O tiro, no entanto, saiu pela
culatra. Tais regras de convivência se tornaram cada vez mais complexas a ponto
de perder a sua razão de existência e a sua funcionalidade inicial. Não falamos
mais o “bom dia” como forma de desejar que o outro, como membro do meu bando,
tenha um dia bom, visto que qualquer ameaça ao “dia bom” a um membro do meu
bando é uma ameaça direta a mim. Desejamos o bom dia por pura e simples
obrigação. Também não elogiamos o outro por que a vitória dele exercerá um
impacto direto no meu bando, mas sim por que faz parte das novas regras de
competição demonstrar esse tipo de superioridade ilusória (“sou tão superior a
você, que sua vitória não me abala nem um pouco”).
Temos também as regras de amor
familiar. Hoje em dia é inconcebível imaginar uma mãe que não ame um filho,
mesmo que a regra natural da vida demonstre que, em outros animais, a mãe
destrate o filho e o expulse de seu ninho após certo tempo.

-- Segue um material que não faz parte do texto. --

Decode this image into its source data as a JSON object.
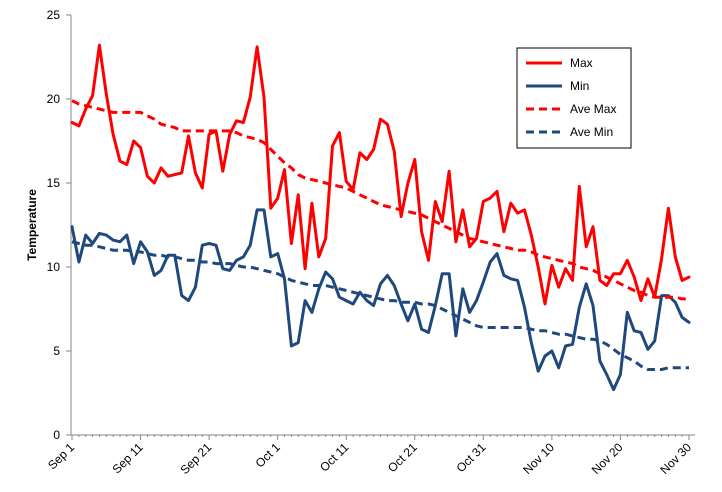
{
  "chart_data": {
    "type": "line",
    "title": "",
    "xlabel": "",
    "ylabel": "Temperature",
    "ylim": [
      0,
      25
    ],
    "yticks": [
      0,
      5,
      10,
      15,
      20,
      25
    ],
    "xlim": [
      0,
      91
    ],
    "xticks": [
      {
        "label": "Sep 1",
        "x": 0
      },
      {
        "label": "Sep 11",
        "x": 10
      },
      {
        "label": "Sep 21",
        "x": 20
      },
      {
        "label": "Oct 1",
        "x": 30
      },
      {
        "label": "Oct 11",
        "x": 40
      },
      {
        "label": "Oct 21",
        "x": 50
      },
      {
        "label": "Oct 31",
        "x": 60
      },
      {
        "label": "Nov 10",
        "x": 70
      },
      {
        "label": "Nov 20",
        "x": 80
      },
      {
        "label": "Nov 30",
        "x": 90
      }
    ],
    "grid": false,
    "legend_position": "top-right",
    "series": [
      {
        "name": "Max",
        "color": "#ff0000",
        "dash": "solid",
        "values": [
          18.6,
          18.4,
          19.4,
          20.2,
          23.2,
          20.3,
          17.9,
          16.3,
          16.1,
          17.5,
          17.1,
          15.4,
          15.0,
          15.9,
          15.4,
          15.5,
          15.6,
          17.8,
          15.6,
          14.7,
          17.9,
          18.1,
          15.7,
          17.9,
          18.7,
          18.6,
          20.1,
          23.1,
          20.1,
          13.5,
          14.1,
          15.8,
          11.4,
          14.3,
          9.9,
          13.8,
          10.6,
          11.7,
          17.2,
          18.0,
          15.1,
          14.6,
          16.8,
          16.4,
          17.0,
          18.8,
          18.5,
          16.9,
          13.0,
          15.0,
          16.4,
          12.1,
          10.4,
          13.9,
          12.7,
          15.7,
          11.5,
          13.4,
          11.2,
          11.7,
          13.9,
          14.1,
          14.5,
          12.1,
          13.8,
          13.2,
          13.4,
          11.9,
          10.0,
          7.8,
          10.1,
          8.8,
          9.9,
          9.2,
          14.8,
          11.2,
          12.4,
          9.2,
          8.9,
          9.6,
          9.6,
          10.4,
          9.4,
          8.0,
          9.3,
          8.2,
          10.5,
          13.5,
          10.6,
          9.2,
          9.4
        ]
      },
      {
        "name": "Min",
        "color": "#1f497d",
        "dash": "solid",
        "values": [
          12.4,
          10.3,
          11.9,
          11.4,
          12.0,
          11.9,
          11.6,
          11.5,
          11.9,
          10.2,
          11.5,
          10.9,
          9.5,
          9.8,
          10.7,
          10.7,
          8.3,
          8.0,
          8.8,
          11.3,
          11.4,
          11.3,
          9.9,
          9.8,
          10.4,
          10.6,
          11.3,
          13.4,
          13.4,
          10.6,
          10.8,
          9.3,
          5.3,
          5.5,
          8.0,
          7.3,
          8.7,
          9.7,
          9.3,
          8.2,
          8.0,
          7.8,
          8.5,
          8.0,
          7.7,
          9.0,
          9.5,
          8.9,
          7.8,
          6.8,
          7.8,
          6.3,
          6.1,
          7.7,
          9.6,
          9.6,
          5.9,
          8.7,
          7.3,
          8.0,
          9.1,
          10.3,
          10.8,
          9.5,
          9.3,
          9.2,
          7.6,
          5.5,
          3.8,
          4.7,
          5.0,
          4.0,
          5.3,
          5.4,
          7.6,
          9.0,
          7.7,
          4.4,
          3.6,
          2.7,
          3.6,
          7.3,
          6.2,
          6.1,
          5.1,
          5.6,
          8.3,
          8.3,
          7.9,
          7.0,
          6.7
        ]
      },
      {
        "name": "Ave Max",
        "color": "#ff0000",
        "dash": "dashed",
        "values": [
          19.9,
          19.7,
          19.6,
          19.5,
          19.4,
          19.3,
          19.2,
          19.2,
          19.2,
          19.2,
          19.2,
          19.0,
          18.8,
          18.5,
          18.4,
          18.3,
          18.1,
          18.1,
          18.1,
          18.1,
          18.1,
          18.1,
          18.1,
          18.1,
          18.0,
          17.8,
          17.7,
          17.6,
          17.4,
          17.0,
          16.6,
          16.2,
          15.9,
          15.5,
          15.3,
          15.2,
          15.1,
          15.0,
          14.9,
          14.8,
          14.7,
          14.5,
          14.3,
          14.1,
          13.9,
          13.7,
          13.6,
          13.5,
          13.4,
          13.3,
          13.2,
          13.1,
          12.9,
          12.7,
          12.5,
          12.3,
          12.1,
          11.9,
          11.7,
          11.6,
          11.5,
          11.4,
          11.3,
          11.2,
          11.1,
          11.0,
          11.0,
          10.9,
          10.7,
          10.6,
          10.5,
          10.4,
          10.3,
          10.2,
          10.0,
          9.9,
          9.8,
          9.6,
          9.4,
          9.2,
          9.0,
          8.8,
          8.6,
          8.5,
          8.3,
          8.2,
          8.2,
          8.2,
          8.2,
          8.1,
          8.1
        ]
      },
      {
        "name": "Ave Min",
        "color": "#1f497d",
        "dash": "dashed",
        "values": [
          11.5,
          11.4,
          11.3,
          11.3,
          11.2,
          11.1,
          11.0,
          11.0,
          11.0,
          10.9,
          10.9,
          10.8,
          10.7,
          10.7,
          10.6,
          10.6,
          10.5,
          10.4,
          10.4,
          10.3,
          10.3,
          10.2,
          10.2,
          10.2,
          10.1,
          10.0,
          10.0,
          9.9,
          9.8,
          9.7,
          9.6,
          9.4,
          9.2,
          9.1,
          9.0,
          8.9,
          8.9,
          8.9,
          8.8,
          8.7,
          8.6,
          8.5,
          8.4,
          8.3,
          8.2,
          8.1,
          8.0,
          8.0,
          7.9,
          7.9,
          7.9,
          7.8,
          7.8,
          7.7,
          7.5,
          7.3,
          7.1,
          6.9,
          6.7,
          6.5,
          6.4,
          6.4,
          6.4,
          6.4,
          6.4,
          6.4,
          6.4,
          6.3,
          6.2,
          6.2,
          6.1,
          6.0,
          6.0,
          5.9,
          5.8,
          5.7,
          5.7,
          5.6,
          5.4,
          5.1,
          4.8,
          4.6,
          4.4,
          4.1,
          3.9,
          3.9,
          3.9,
          4.0,
          4.0,
          4.0,
          4.0
        ]
      }
    ]
  }
}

Por isso penso que
laços familiares são, hoje, muito mais uma convenção imposta do que uma união
verdadeira entre pessoas que se amam. “Quer dizer então que membros familiares
na verdade não se amam?”. Ora, regras de convivência, mesmo quando forçadas,
não impedem o surgimento de laços afetivos. Dois irmãos, obrigados a viver no
mesmo teto, podem sim ser grandes confidentes um do outro. Ou seja, mesmo que a
regra “ame a todos de sua família” seja uma obrigação existente antes mesmo do
afeto recíproco entre familiares, isso não impede que eles criem um laço
afetivo genuíno.
E é nesse contexto que eu admiro
a amizade, quando esta é autêntica. Não existem as regras “Tenha um amigo!” ou
“Mantenha um amigo dessa forma!”. Somos amigos de alguém por que assim
desejamos e mantemos uma amizade por que queremos. A amizade representa,
talvez, algo de mais humano que possa existir no ser-humano. Ou melhor, algo de
mais libertário que possa existir no ideal de liberdade.

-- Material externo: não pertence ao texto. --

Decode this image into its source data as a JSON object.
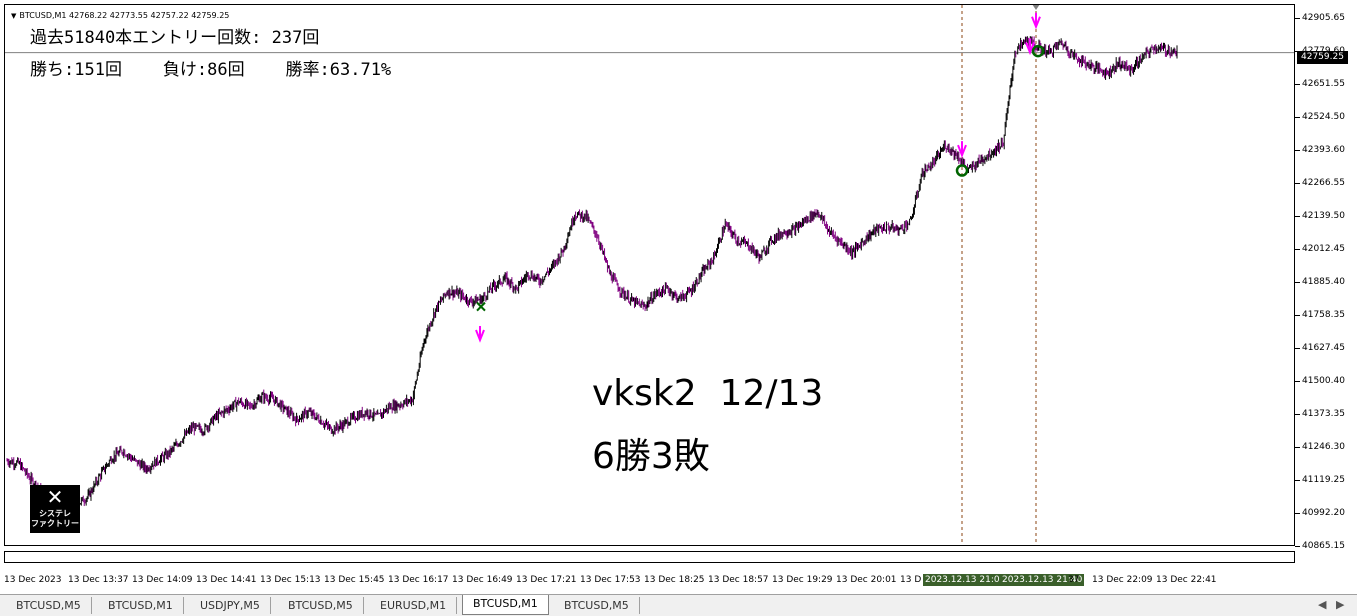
{
  "chart": {
    "symbol_line": "BTCUSD,M1  42768.22 42773.55 42757.22 42759.25",
    "stats_line1": "過去51840本エントリー回数: 237回",
    "stats_line2": "勝ち:151回    負け:86回    勝率:63.71%",
    "note_line1": "vksk2  12/13",
    "note_line2": "6勝3敗",
    "logo_line1": "システレ",
    "logo_line2": "ファクトリー",
    "current_price": "42759.25",
    "top_badge": "42779.60",
    "price_ticks": [
      "42905.65",
      "42779.60",
      "42651.55",
      "42524.50",
      "42393.60",
      "42266.55",
      "42139.50",
      "42012.45",
      "41885.40",
      "41758.35",
      "41627.45",
      "41500.40",
      "41373.35",
      "41246.30",
      "41119.25",
      "40992.20",
      "40865.15"
    ],
    "time_ticks": [
      "13 Dec 2023",
      "13 Dec 13:37",
      "13 Dec 14:09",
      "13 Dec 14:41",
      "13 Dec 15:13",
      "13 Dec 15:45",
      "13 Dec 16:17",
      "13 Dec 16:49",
      "13 Dec 17:21",
      "13 Dec 17:53",
      "13 Dec 18:25",
      "13 Dec 18:57",
      "13 Dec 19:29",
      "13 Dec 20:01",
      "13 D",
      "2023.12.13 21:03",
      "2023.12.13 21:40",
      "37",
      "13 Dec 22:09",
      "13 Dec 22:41"
    ],
    "colors": {
      "candle": "#000000",
      "wick_down": "#800080",
      "arrow": "#ff00ff",
      "circle": "#006400",
      "cross": "#006400",
      "vline": "#8b4513",
      "highlight": "#3a5f2a"
    }
  },
  "tabs": [
    "BTCUSD,M5",
    "BTCUSD,M1",
    "USDJPY,M5",
    "BTCUSD,M5",
    "EURUSD,M1",
    "BTCUSD,M1",
    "BTCUSD,M5"
  ],
  "active_tab_index": 5,
  "chart_data": {
    "type": "line",
    "x_start": "13 Dec 2023",
    "x_end": "13 Dec 22:41",
    "ylim": [
      40865.15,
      42905.65
    ],
    "series": [
      {
        "values": [
          41170,
          41160,
          41100,
          41050,
          41020,
          40960,
          41000,
          41030,
          41110,
          41180,
          41210,
          41170,
          41140,
          41170,
          41200,
          41250,
          41300,
          41290,
          41340,
          41370,
          41400,
          41380,
          41420,
          41410,
          41370,
          41330,
          41360,
          41330,
          41290,
          41310,
          41340,
          41360,
          41340,
          41380,
          41390,
          41410,
          41640,
          41760,
          41830,
          41820,
          41790,
          41800,
          41850,
          41880,
          41840,
          41900,
          41870,
          41920,
          41990,
          42130,
          42120,
          42040,
          41900,
          41830,
          41790,
          41770,
          41820,
          41840,
          41800,
          41830,
          41900,
          41960,
          42090,
          42030,
          42010,
          41960,
          42030,
          42060,
          42070,
          42110,
          42140,
          42060,
          42020,
          41980,
          42030,
          42070,
          42080,
          42070,
          42100,
          42290,
          42330,
          42400,
          42360,
          42300,
          42340,
          42370,
          42410,
          42760,
          42810,
          42780,
          42760,
          42800,
          42750,
          42720,
          42700,
          42680,
          42720,
          42690,
          42740,
          42780,
          42770,
          42759
        ]
      }
    ]
  }
}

Como já deixei implícito, é
inadmissível que a Mãe Joana não ame o Filho Joãozinho. Menos assustador, mas
ainda digno de estranheza é o fato do Pai João não amar o Filho Joãozinho, ou
que o Irmão Pedrinho não goste de ficar perto do Irmão Joãozinho. Ser pai, mãe,
avós, irmãos, tios e sobrinhos não é algo que reside no âmbito da escolha. As
vezes nós aceitamos com alegria tais funções, outras vezes apenas nos
resignamos com essas nomenclaturas e suas obrigatoriedades. Mas a amizade não.
João não é obrigado a ser amigo de José, e nem tampouco a manter, depois de
iniciada, essa amizade para o resto de sua vida. Se um dia eles se tornarem
amigos, isso ocorrerá por simples escolha de ambos.
Confundimos, quando tentamos
conceituar, coleguismo com amizade. O coleguismo surge da união forçada entre
pessoas. Pode surgir no ambiente de trabalho, na sala de aula ou qualquer outro
espaço onde a interação não ocorre com familiares. Como a necessidade de
socialização é uma regra, o coleguismo torna-se uma regra conseqüente. Mas isso
também não impede o surgimento da amizade.
E é por isso que, diante de tudo
isso, não pude deixar de notar essa relação tão especial que pode surgir entre
duas ou mais pessoas, algo que demonstra a vontade sempre presente de sermos
livres. Sim, por que amizade é liberdade. Liberdade de ir e vir COM ou SEM o
amigo. Liberdade de não dar satisfações, mas também a liberdade de dar
satisfações. Até a linguagem, cheia de regras de semântica, perdem o seu valor
no meio do ambiente amistoso. Ou seja, temos a liberdade de xingar, com a
certeza de que o xingamento é muito mais um elogio do que uma ofensa naquele
momento específico. Um espaço onde um “filho da puta”, ou um “idiota” mesmo,
perdem seu sentido original e ganham um sentido de acordo com a vontade dos
membros daquele grupo amistoso é algo sensacional! Quer uma liberdade maior que
essa, de poder brincar com as palavras de forma despreocupada e despretensiosa?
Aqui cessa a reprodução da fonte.